# What is the domain for p(x) = x^2 - 2x + 9?

Jul 6, 2015

$p \left(x\right)$ is defined $\forall x \in \mathbb{R}$ (=for all real numbers)

#### Explanation:

The domain of definition (or simply the domain) of a function is the set of "input" or argument values for which the function is defined.

(Source : Domain of a function, Wikipedia)

Your function $p \left(x\right)$ is composed by 3 terms. The domain of $p \left(x\right)$ is the intersection of each domain of each term.

Therefore : Domain of $p \left(x\right)$ :
"Domain of ${x}^{2}$"$\cap$ "domain of $- 2 x$"$\cap$ "domain of $9$"
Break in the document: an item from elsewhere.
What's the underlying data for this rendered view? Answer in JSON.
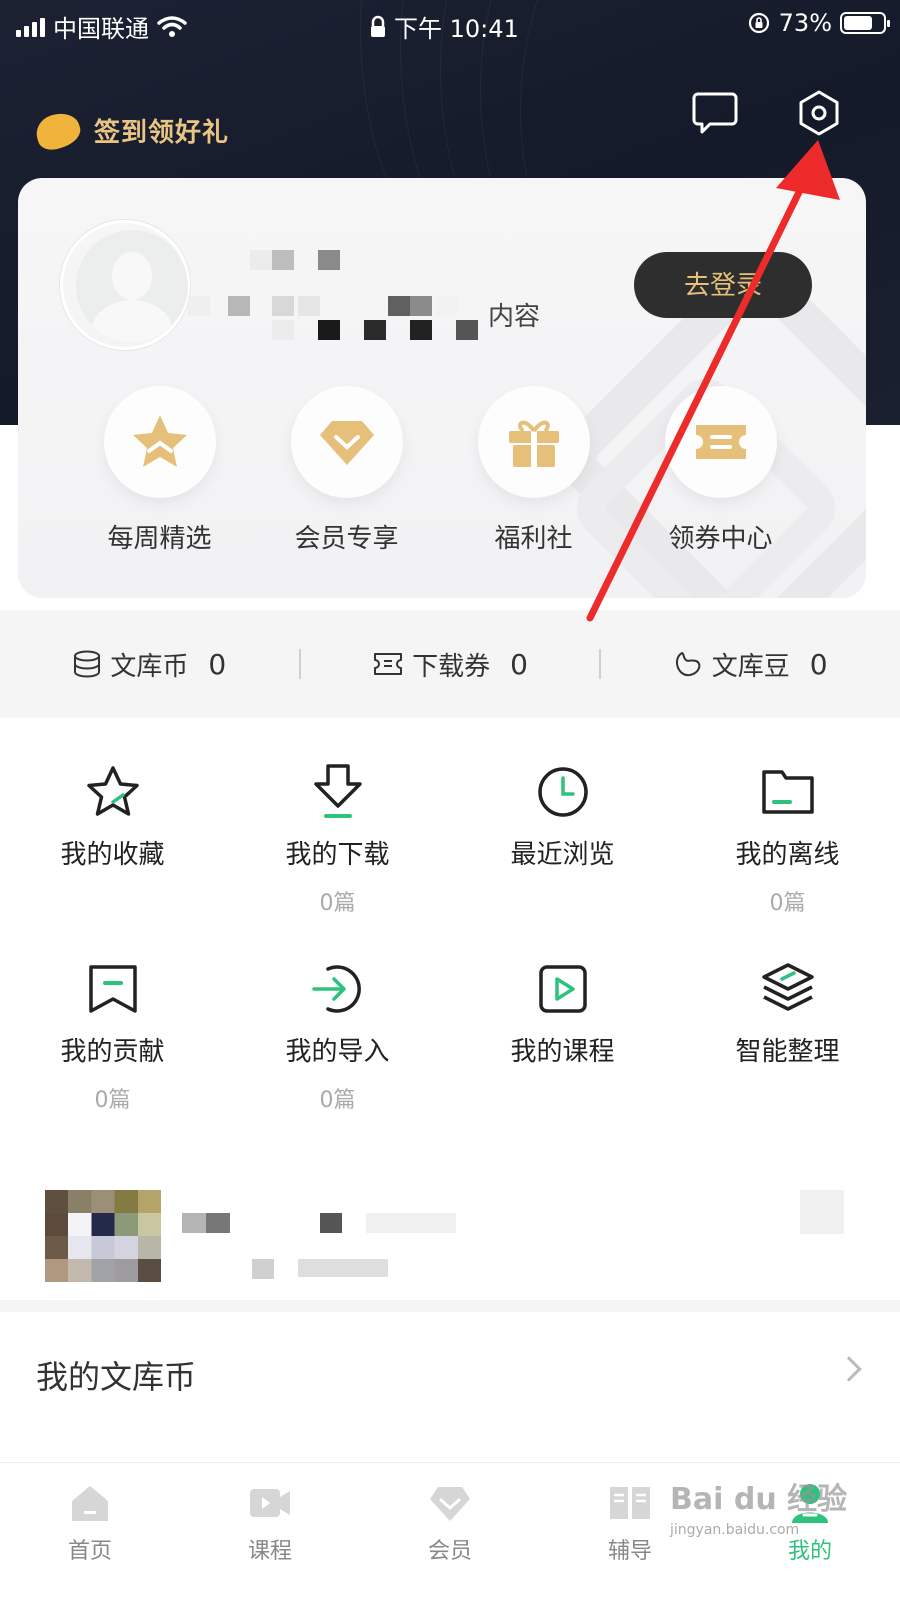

Domain of $9$ : No problem, it's well defined for every value of $x$
Domain of $9$ : $\mathbb{R}$

Domain of $- 2 x$ : No problem again, it's defined for every value of $x$
Domain of $- 2 x$ : $\mathbb{R}$

Domain of ${x}^{2}$ : Same thing, ${x}^{2}$ can be calculate for every value of $x$, no forbidden value here.
Domain of ${x}^{2}$ : $\mathbb{R}$

To conclude :

Domain of $p \left(x\right)$ : $\mathbb{R} \cap \mathbb{R} \cap \mathbb{R}$ = $\mathbb{R}$


Note : If you have to answer to this question in an exercise, you can conclude with one argument :

"Each term of the function is defined on $\mathbb{R}$ that's why the function is defined on $\mathbb{R}$ too."